Meeting and interacting with readers. Writing is so much a solitary endeavor that getting to talk with readers (especially the excited, supportive readers I’ve been lucky enough to have) is a constant breath of fresh air!

5. It is stereotypical that authors are introverts, would you say it is difficult to communicate/work with the various people involved in the publishing of a book?

It was at first, simply because I was rather starstruck all the time, and the idea of having a published book at all was paralyzing. Now, though, it’s more of what I mentioned in #2—I’ve realized that it’s an industry like any other, and interacting with the various people I need to interact with is all part of the job.

6. In a situation where your content editor tells you that a certain element of your novel (character, plot, theme) isn’t cohesive/people won’t “get” it, do you choose to go with your gut or attempt to see things the way they do?

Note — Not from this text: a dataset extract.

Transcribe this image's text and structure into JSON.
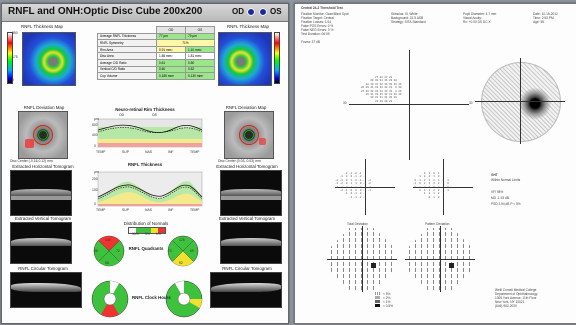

If my editor says that, it’s usually because I haven’t done my job in explaining things well, so I always try to reevaluate and see where I went wrong. Editors are wise people—it’s best to listen to them!

7. Besides a love of reading/books, what is the most important quality you should possess in order to have a career in the literary world?

Persistence. So much of this industry can take YEARS, so being able to push on through and keep at it is key.

8. What does a typical day in the life of a professional author look like? I’ve been told it’s a lot more crying and eating chocolate at 2am in sweatpants while cursing the invention of the written word than breezing through your drafts.

I can confirm this. Though for me, it’s crying and eating blueberries (dairy allergy, ugh) at 9AM (morning writer) in sweatpants while cursing the invention of the written word and having not at all insane conversations with my cat.

9. Is there any specific moment/reason you write Middle Grade? It’s in the middle of Young Adult and Children’s literature, as well as a genre that is generally underrated. Does it bother you if/ when people say literature written for younger people is “invalid” or shouldn’t be taken as seriously as the adult genre?

I don’t write Middle Grade—SNOW LIKE ASHES is strictly YA fantasy! I tend to veer toward darker themes, so I don’t think I could ever write a Middle Grade. Someone would invariably end up being tortured in far too grotesque ways.

As for literature people calling YA “invalid”—that’s ridiculous. There’s been a LOT of talk on the matter, but I see it as yet another debate. Most debates can’t be fixed with talking—they have to be proven wrong. So, in response to such absurdity, I’ll simply write more YA books.